26 juillet 2017

Pour l'été : 3 romans noirs français

Philippe Djian, Bleu comme l'enfer, 1982
Pour son premier livre publié, Djian s'est mis en mode no future : sur une pure trame de roman noir américain, celui qui n'est pas encore l'auteur encensé de 37,2° le matin nous balance une poignée de personnages portés par la fièvre, qui foncent dans le mur, réduits à leurs instincts les plus primaires (baise, violence, vengeance, amour, haine et vomi), dans un environnement décharné et sans loi. C'est d'une crudité totale, pas loin d'être parfois insoutenable, sachant que la langue y est ici autant malmenée que le lecteur. J'ai pensé à Selby Jr pour la forme, à Wild at heart pour le fond. J'ai appris qu'Yves Boisset en avait fait un film en 1986 avec Tchéky Karyo et Lambert Wilson. Je n'ose imaginer le carnage tant le bouquin propose des scènes précisément infilmables.

Je pensais avoir déjà lu pas mal de textes impliquant d'avoir le cœur bien accroché. Pourtant j'avoue que j'ai failli abandonner en cours de route, tellement la prose me semblait pas loin de la complaisance dans sa façon de se vautrer dans la fange. Et puis, passé le premier tiers, je me suis laissé prendre au jeu, parvenant à adopter la bonne hauteur de vue, en considérant que Djian avait en fait pour objectif d'inscrire son projet littéraire dans la filitation d'un Céline ou d'un Selby Jr, soit des gars qui se foutaient complètement de brosser le lecteur dans le sens du poil. À l'arrivée, je suis quand même content d'avoir achevé une lecture néanmoins éprouvante, mais j'ai conscience de ses qualités.

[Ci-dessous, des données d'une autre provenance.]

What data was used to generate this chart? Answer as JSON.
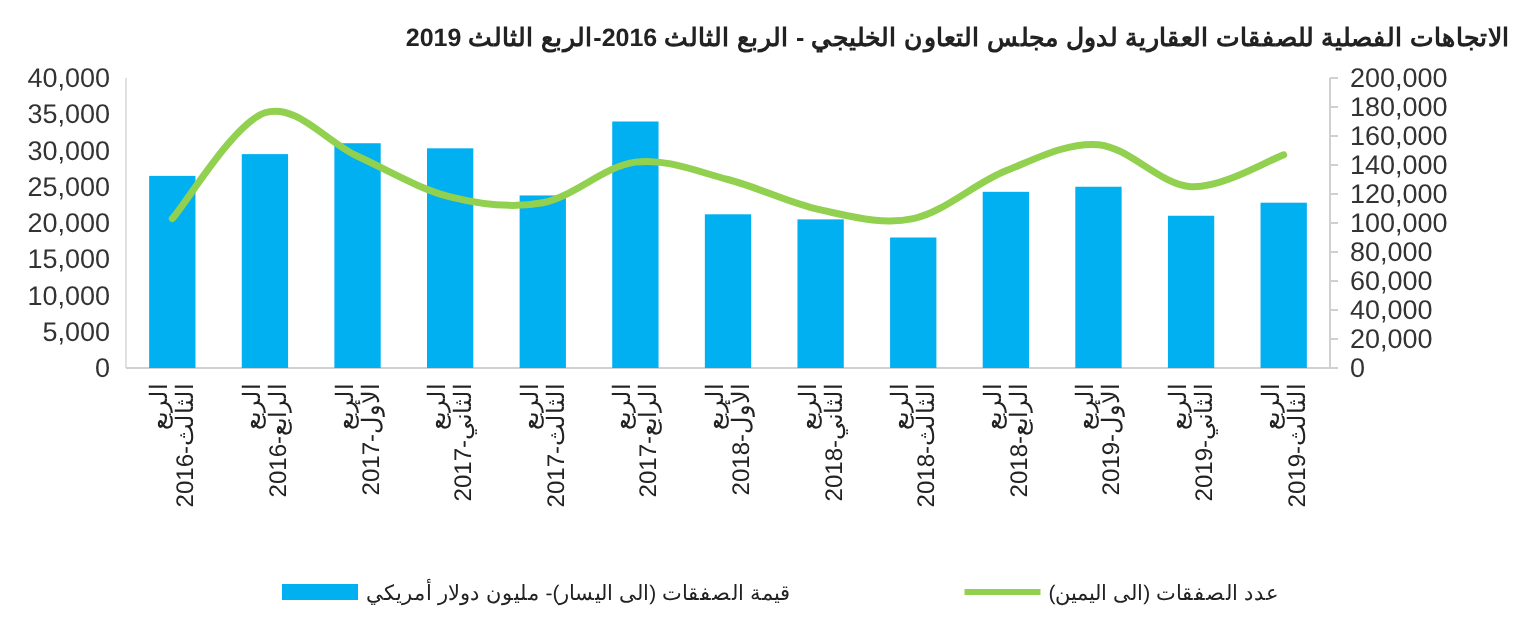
{
  "chart_data": {
    "type": "bar",
    "title": "الاتجاهات الفصلية للصفقات العقارية لدول مجلس التعاون الخليجي - الربع الثالث 2016-الربع الثالث 2019",
    "categories": [
      "الربع الثالث-2016",
      "الربع الرابع-2016",
      "الربع الأول-2017",
      "الربع الثاني-2017",
      "الربع الثالث-2017",
      "الربع الرابع-2017",
      "الربع الأول-2018",
      "الربع الثاني-2018",
      "الربع الثالث-2018",
      "الربع الرابع-2018",
      "الربع الأول-2019",
      "الربع الثاني-2019",
      "الربع الثالث-2019"
    ],
    "series": [
      {
        "name": "قيمة الصفقات (الى اليسار)- مليون دولار أمريكي",
        "color": "#00b0f0",
        "values": [
          26500,
          29500,
          31000,
          30300,
          23800,
          34000,
          21200,
          20500,
          18000,
          24300,
          25000,
          21000,
          22800
        ]
      },
      {
        "name": "عدد الصفقات (الى اليمين)",
        "type": "line",
        "axis": "y2",
        "color": "#92d050",
        "values": [
          103000,
          176000,
          146000,
          118000,
          114000,
          142000,
          130000,
          109000,
          103000,
          136000,
          154000,
          125000,
          147000
        ]
      }
    ],
    "ylim": [
      0,
      40000
    ],
    "yticks": [
      0,
      {
        "value": 5000,
        "label": "5,000"
      },
      {
        "value": 10000,
        "label": "10,000"
      },
      {
        "value": 15000,
        "label": "15,000"
      },
      {
        "value": 20000,
        "label": "20,000"
      },
      {
        "value": 25000,
        "label": "25,000"
      },
      {
        "value": 30000,
        "label": "30,000"
      },
      {
        "value": 35000,
        "label": "35,000"
      },
      {
        "value": 40000,
        "label": "40,000"
      }
    ],
    "y2lim": [
      0,
      200000
    ],
    "y2ticks": [
      0,
      {
        "value": 20000,
        "label": "20,000"
      },
      {
        "value": 40000,
        "label": "40,000"
      },
      {
        "value": 60000,
        "label": "60,000"
      },
      {
        "value": 80000,
        "label": "80,000"
      },
      {
        "value": 100000,
        "label": "100,000"
      },
      {
        "value": 120000,
        "label": "120,000"
      },
      {
        "value": 140000,
        "label": "140,000"
      },
      {
        "value": 160000,
        "label": "160,000"
      },
      {
        "value": 180000,
        "label": "180,000"
      },
      {
        "value": 200000,
        "label": "200,000"
      }
    ],
    "legend": "bottom",
    "grid": false
  }
}
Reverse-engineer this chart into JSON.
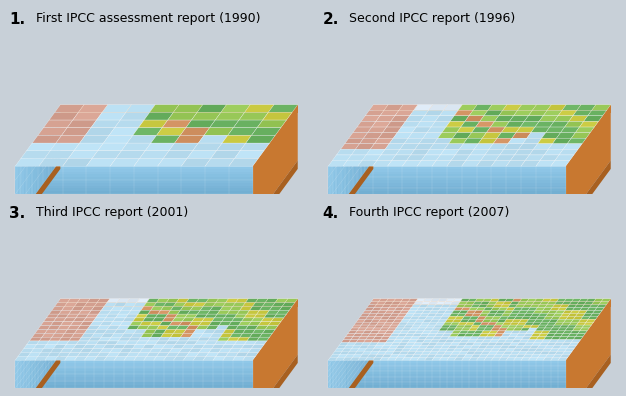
{
  "background": "#c8d0d8",
  "panels": [
    {
      "num": "1.",
      "title": "First IPCC assessment report (1990)",
      "gcols": 10,
      "grows": 8
    },
    {
      "num": "2.",
      "title": "Second IPCC report (1996)",
      "gcols": 16,
      "grows": 11
    },
    {
      "num": "3.",
      "title": "Third IPCC report (2001)",
      "gcols": 24,
      "grows": 16
    },
    {
      "num": "4.",
      "title": "Fourth IPCC report (2007)",
      "gcols": 32,
      "grows": 21
    }
  ],
  "ocean_top": "#b8ddf0",
  "ocean_top2": "#c8e8f8",
  "ocean_front_top": "#90c8e8",
  "ocean_front_bot": "#5090b8",
  "land_green": "#68b060",
  "land_lgreen": "#98c858",
  "land_yellow": "#c8c840",
  "land_orange": "#d09060",
  "land_snow": "#dce8f4",
  "land_pink": "#d4a090",
  "soil_top": "#c87830",
  "soil_side": "#a86020",
  "grid_line": "#ffffff",
  "title_num_size": 11,
  "title_text_size": 9
}
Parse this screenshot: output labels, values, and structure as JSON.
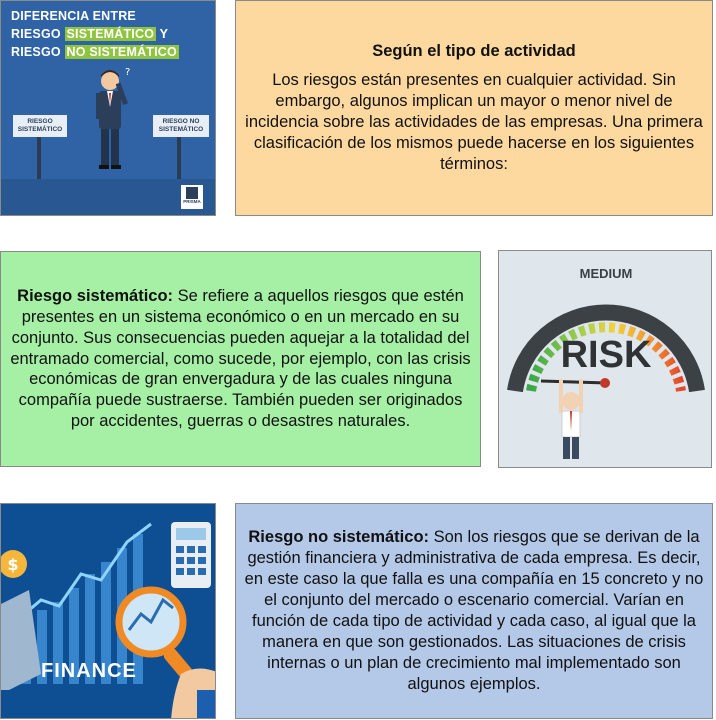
{
  "image1": {
    "line1": "DIFERENCIA ENTRE",
    "line2_prefix": "RIESGO",
    "line2_highlight": "SISTEMÁTICO",
    "line2_suffix": "Y",
    "line3_prefix": "RIESGO",
    "line3_highlight": "NO SISTEMÁTICO",
    "sign_left": "RIESGO SISTEMÁTICO",
    "sign_right": "RIESGO NO SISTEMÁTICO",
    "logo_text": "PRISMA"
  },
  "box1": {
    "title": "Según el tipo de actividad",
    "body": "Los riesgos están presentes en cualquier actividad. Sin embargo, algunos implican un mayor o menor nivel de incidencia sobre las actividades de las empresas. Una primera clasificación de los mismos puede hacerse en los siguientes términos:"
  },
  "box2": {
    "lead": "Riesgo sistemático:",
    "body": " Se refiere a aquellos riesgos que estén presentes en un sistema económico o en un mercado en su conjunto. Sus consecuencias pueden aquejar a la totalidad del entramado comercial, como sucede, por ejemplo, con las crisis económicas de gran envergadura y de las cuales ninguna compañía puede sustraerse. También pueden ser originados por accidentes, guerras o desastres naturales."
  },
  "image2": {
    "gauge_label": "MEDIUM",
    "word": "RISK"
  },
  "box3": {
    "lead": "Riesgo no sistemático:",
    "body": " Son los riesgos que se derivan de la gestión financiera y administrativa de cada empresa. Es decir, en este caso la que falla es una compañía en 15 concreto y no el conjunto del mercado o escenario comercial. Varían en función de cada tipo de actividad y cada caso, al igual que la manera en que son gestionados. Las situaciones de crisis internas o un plan de crecimiento mal implementado son algunos ejemplos."
  },
  "image3": {
    "word": "FINANCE"
  },
  "colors": {
    "box1_bg": "#fdd9a0",
    "box2_bg": "#a6f0a6",
    "box3_bg": "#b4c8e8",
    "highlight_green": "#8fc43f"
  }
}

Didier Daeninckx, Métropolice, 1985
Par son titre comme par le nom de son auteur, j'en faisais un livre un peu mythique. Et je me suis retrouvé face à un vrai, mais franchement oubliable, roman de gare. Écriture fonctionnelle, solide, mais sans cette saveur particulière, cette couleur pittoresque qu'affectionnent les polars de la série noire, avec notamment ce goût pour les titres calembours qu'on retrouve quand même ici. L'intrigue elle-même n'a rien de bien passionnant. Les personnages sont vaguement développés, tournant parfois gentiment à la caricature. Il n'y a pratiquement pas d'enquête, donc pas de tension particulière alors que ça tourne quand même à la chasse à l'homme dans le sous-sol parisien. 

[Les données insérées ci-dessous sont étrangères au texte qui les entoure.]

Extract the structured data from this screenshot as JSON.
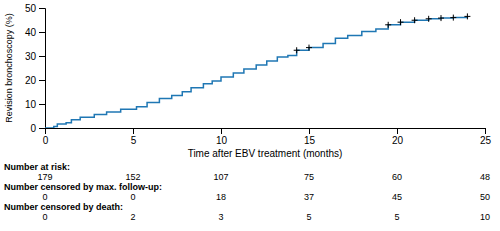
{
  "chart_data": {
    "type": "line",
    "xlabel": "Time after EBV treatment (months)",
    "ylabel": "Revision bronchoscopy (%)",
    "xlim": [
      0,
      25
    ],
    "ylim": [
      0,
      50
    ],
    "xticks": [
      0,
      5,
      10,
      15,
      20,
      25
    ],
    "yticks": [
      0,
      10,
      20,
      30,
      40,
      50
    ],
    "grid": false,
    "series": [
      {
        "type": "step",
        "x": [
          0.0,
          0.5,
          0.7,
          1.2,
          1.5,
          2.0,
          2.8,
          3.5,
          4.3,
          5.2,
          5.8,
          6.5,
          7.2,
          7.8,
          8.3,
          9.0,
          9.5,
          10.0,
          10.7,
          11.3,
          12.0,
          12.6,
          13.2,
          13.8,
          14.3,
          15.0,
          15.8,
          16.5,
          17.2,
          18.0,
          18.8,
          19.5,
          20.2,
          21.0,
          21.8,
          22.5,
          23.2,
          24.0
        ],
        "values": [
          0.0,
          0.6,
          1.7,
          2.2,
          3.4,
          4.5,
          5.6,
          6.7,
          7.8,
          8.9,
          10.6,
          12.3,
          13.5,
          15.1,
          16.8,
          18.4,
          19.6,
          21.2,
          22.9,
          24.6,
          26.3,
          27.9,
          29.6,
          30.2,
          32.4,
          33.5,
          35.2,
          37.4,
          38.5,
          40.2,
          41.3,
          43.0,
          44.1,
          44.9,
          45.5,
          45.8,
          46.0,
          46.5
        ]
      },
      {
        "type": "scatter",
        "marker": "plus",
        "color": "#000000",
        "x": [
          14.3,
          15.0,
          19.5,
          20.2,
          21.0,
          21.8,
          22.5,
          23.2,
          24.0
        ],
        "values": [
          32.4,
          33.5,
          43.0,
          44.1,
          44.9,
          45.5,
          45.8,
          46.0,
          46.5
        ]
      }
    ],
    "risk_table": {
      "labels": [
        "Number at risk:",
        "Number censored by max. follow-up:",
        "Number censored by death:"
      ],
      "times": [
        0,
        5,
        10,
        15,
        20,
        25
      ],
      "values": [
        [
          179,
          152,
          107,
          75,
          60,
          48
        ],
        [
          0,
          0,
          18,
          37,
          45,
          50
        ],
        [
          0,
          2,
          3,
          5,
          5,
          10
        ]
      ]
    }
  }
}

J'en retiens donc avant tout le cadre où tout ça se déroule, et la façon dont il est exploité. Le métro, ses couloirs, tunnels et zones de service est une formidable toile de fond et nourrit depuis toujours mon imaginaire. La balade à laquelle nous invite Daeninckx est d'autant plus plaisante qu'on sent qu'il s'est bien documenté, et que son utilisation du réseau est juste. C'est même souvent amusant étant donné qu'il évoque des lignes ou des stations qui ont depuis été modifiées, le roman ayant été écrit en 1983-84. Mais c'est un peu court pour en faire un livre important.

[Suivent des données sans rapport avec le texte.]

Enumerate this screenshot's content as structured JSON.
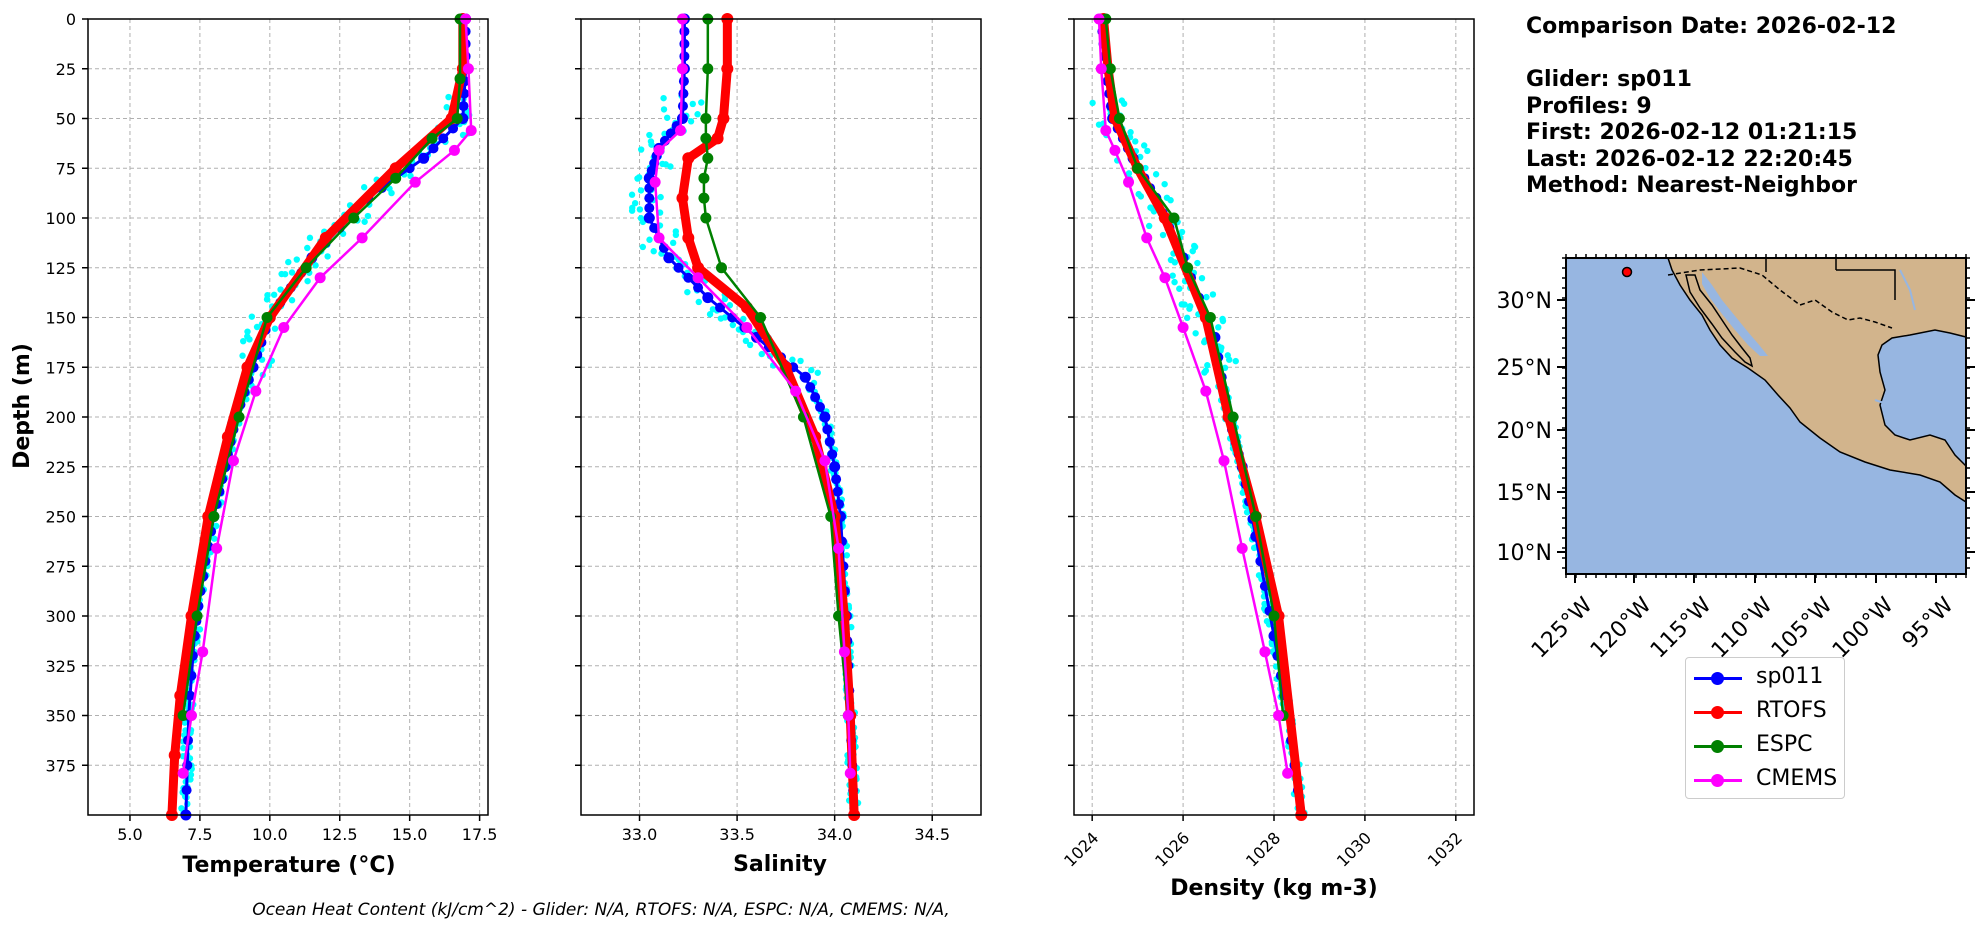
{
  "info": {
    "line1": "Comparison Date: 2026-02-12",
    "line2": "Glider: sp011",
    "line3": "Profiles: 9",
    "line4": "First: 2026-02-12 01:21:15",
    "line5": "Last: 2026-02-12 22:20:45",
    "line6": "Method: Nearest-Neighbor"
  },
  "footer": "Ocean Heat Content (kJ/cm^2) - Glider: N/A,  RTOFS: N/A,  ESPC: N/A,  CMEMS: N/A,",
  "legend": [
    {
      "name": "sp011",
      "color": "#0000ff"
    },
    {
      "name": "RTOFS",
      "color": "#ff0000"
    },
    {
      "name": "ESPC",
      "color": "#008000"
    },
    {
      "name": "CMEMS",
      "color": "#ff00ff"
    }
  ],
  "map": {
    "lat_ticks": [
      "30°N",
      "25°N",
      "20°N",
      "15°N",
      "10°N"
    ],
    "lon_ticks": [
      "125°W",
      "120°W",
      "115°W",
      "110°W",
      "105°W",
      "100°W",
      "95°W"
    ],
    "ocean_color": "#97b6e1",
    "land_color": "#d2b48c",
    "glider_marker_color": "#ff0000"
  },
  "chart_data": [
    {
      "type": "line",
      "xlabel": "Temperature (°C)",
      "ylabel": "Depth (m)",
      "xlim": [
        3.5,
        17.8
      ],
      "ylim": [
        400,
        0
      ],
      "xticks": [
        "5.0",
        "7.5",
        "10.0",
        "12.5",
        "15.0",
        "17.5"
      ],
      "yticks": [
        "0",
        "25",
        "50",
        "75",
        "100",
        "125",
        "150",
        "175",
        "200",
        "225",
        "250",
        "275",
        "300",
        "325",
        "350",
        "375"
      ],
      "grid": true,
      "series": [
        {
          "name": "sp011",
          "color": "#0000ff",
          "x": [
            17.0,
            17.0,
            16.9,
            15.5,
            13.5,
            11.5,
            10.0,
            9.4,
            8.8,
            8.4,
            8.0,
            7.6,
            7.3,
            7.1,
            7.0
          ],
          "y": [
            0,
            25,
            50,
            70,
            90,
            120,
            150,
            175,
            200,
            225,
            250,
            280,
            310,
            350,
            400
          ]
        },
        {
          "name": "RTOFS",
          "color": "#ff0000",
          "x": [
            16.9,
            16.9,
            16.5,
            14.5,
            12.0,
            10.0,
            9.2,
            8.5,
            7.8,
            7.2,
            6.8,
            6.6,
            6.5
          ],
          "y": [
            0,
            25,
            50,
            75,
            110,
            150,
            175,
            210,
            250,
            300,
            340,
            370,
            400
          ]
        },
        {
          "name": "ESPC",
          "color": "#008000",
          "x": [
            16.8,
            16.8,
            16.7,
            15.8,
            14.5,
            13.0,
            11.3,
            9.9,
            8.9,
            8.0,
            7.4,
            6.9
          ],
          "y": [
            0,
            30,
            50,
            60,
            80,
            100,
            125,
            150,
            200,
            250,
            300,
            350
          ]
        },
        {
          "name": "CMEMS",
          "color": "#ff00ff",
          "x": [
            17.0,
            17.1,
            17.2,
            16.6,
            15.2,
            13.3,
            11.8,
            10.5,
            9.5,
            8.7,
            8.1,
            7.6,
            7.2,
            6.9
          ],
          "y": [
            0,
            25,
            56,
            66,
            82,
            110,
            130,
            155,
            187,
            222,
            266,
            318,
            350,
            379
          ]
        }
      ]
    },
    {
      "type": "line",
      "xlabel": "Salinity",
      "ylabel": "",
      "xlim": [
        32.7,
        34.75
      ],
      "ylim": [
        400,
        0
      ],
      "xticks": [
        "33.0",
        "33.5",
        "34.0",
        "34.5"
      ],
      "grid": true,
      "series": [
        {
          "name": "sp011",
          "color": "#0000ff",
          "x": [
            33.23,
            33.23,
            33.22,
            33.1,
            33.05,
            33.05,
            33.15,
            33.35,
            33.6,
            33.85,
            33.95,
            34.0,
            34.03,
            34.06,
            34.08,
            34.1
          ],
          "y": [
            0,
            25,
            50,
            65,
            80,
            100,
            120,
            140,
            160,
            180,
            200,
            225,
            250,
            300,
            350,
            400
          ]
        },
        {
          "name": "RTOFS",
          "color": "#ff0000",
          "x": [
            33.45,
            33.45,
            33.43,
            33.4,
            33.25,
            33.22,
            33.25,
            33.3,
            33.55,
            33.75,
            33.9,
            34.0,
            34.05,
            34.08,
            34.1
          ],
          "y": [
            0,
            25,
            50,
            60,
            70,
            90,
            110,
            125,
            145,
            175,
            210,
            250,
            300,
            350,
            400
          ]
        },
        {
          "name": "ESPC",
          "color": "#008000",
          "x": [
            33.35,
            33.35,
            33.34,
            33.34,
            33.35,
            33.33,
            33.33,
            33.34,
            33.42,
            33.62,
            33.84,
            33.98,
            34.02,
            34.07
          ],
          "y": [
            0,
            25,
            50,
            60,
            70,
            80,
            90,
            100,
            125,
            150,
            200,
            250,
            300,
            350
          ]
        },
        {
          "name": "CMEMS",
          "color": "#ff00ff",
          "x": [
            33.22,
            33.22,
            33.21,
            33.1,
            33.08,
            33.1,
            33.3,
            33.55,
            33.8,
            33.95,
            34.02,
            34.05,
            34.07,
            34.08
          ],
          "y": [
            0,
            25,
            56,
            66,
            82,
            110,
            130,
            155,
            187,
            222,
            266,
            318,
            350,
            379
          ]
        }
      ]
    },
    {
      "type": "line",
      "xlabel": "Density (kg m-3)",
      "ylabel": "",
      "xlim": [
        1023.6,
        1032.4
      ],
      "ylim": [
        400,
        0
      ],
      "xticks": [
        "1024",
        "1026",
        "1028",
        "1030",
        "1032"
      ],
      "grid": true,
      "series": [
        {
          "name": "sp011",
          "color": "#0000ff",
          "x": [
            1024.2,
            1024.3,
            1024.45,
            1024.9,
            1025.4,
            1026.0,
            1026.7,
            1027.0,
            1027.3,
            1027.6,
            1028.0,
            1028.3,
            1028.6
          ],
          "y": [
            0,
            25,
            50,
            70,
            90,
            120,
            160,
            200,
            225,
            260,
            310,
            350,
            400
          ]
        },
        {
          "name": "RTOFS",
          "color": "#ff0000",
          "x": [
            1024.25,
            1024.35,
            1024.5,
            1025.0,
            1025.6,
            1026.5,
            1027.0,
            1027.6,
            1028.1,
            1028.6
          ],
          "y": [
            0,
            25,
            50,
            75,
            100,
            150,
            200,
            250,
            300,
            400
          ]
        },
        {
          "name": "ESPC",
          "color": "#008000",
          "x": [
            1024.3,
            1024.4,
            1024.6,
            1025.0,
            1025.8,
            1026.1,
            1026.6,
            1027.1,
            1027.6,
            1028.0,
            1028.2
          ],
          "y": [
            0,
            25,
            50,
            75,
            100,
            125,
            150,
            200,
            250,
            300,
            350
          ]
        },
        {
          "name": "CMEMS",
          "color": "#ff00ff",
          "x": [
            1024.15,
            1024.2,
            1024.3,
            1024.5,
            1024.8,
            1025.2,
            1025.6,
            1026.0,
            1026.5,
            1026.9,
            1027.3,
            1027.8,
            1028.1,
            1028.3
          ],
          "y": [
            0,
            25,
            56,
            66,
            82,
            110,
            130,
            155,
            187,
            222,
            266,
            318,
            350,
            379
          ]
        }
      ]
    }
  ]
}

Gérard Mordillat, La Brigade du rire, 2015
Très bon roman publié en littérature générale, et que je n'ai aucun complexe à intégrer à cette collection de polars. Mordillat y témoigne en effet d'un sens du suspense qui n'a rien à envier aux spécialistes du genre, et met en scène des personnages qui s'expriment sur un ton désabusé, avec un ancrage politique fort, tel que l'a souvent assumé le genre en France. Tout n'est pas certes pas toujours convaincant, avec une peinture de personnages qui peut parfois manquer de subtilité ou qui cède un peu trop aux clichés, notamment dans l'expression des opinions qu'elles soient de gauche que de droite. 

Mais on ne peut que partager le sentiment d'indignation face aux problématiques évoquées, et on est vite emporté par la chaleur qui se dégage de l'ambiance générale de la bande de copains qui se retrouve, et d'un postulat franchement marrant et qui ne manque pas de pertinence. Mordillat a surtout un talent pour la restitution des dialogues, et les échanges sonnent ici de façon très réaliste, quand bien même ça prend souvent la forme du discours politique. C'est surtout toujours tragiquement d'actualité, dressant le tableau glaçant de notre époque où les inégalités sociales continuent irrémédiablement d'aller dans le même (mauvais) sens.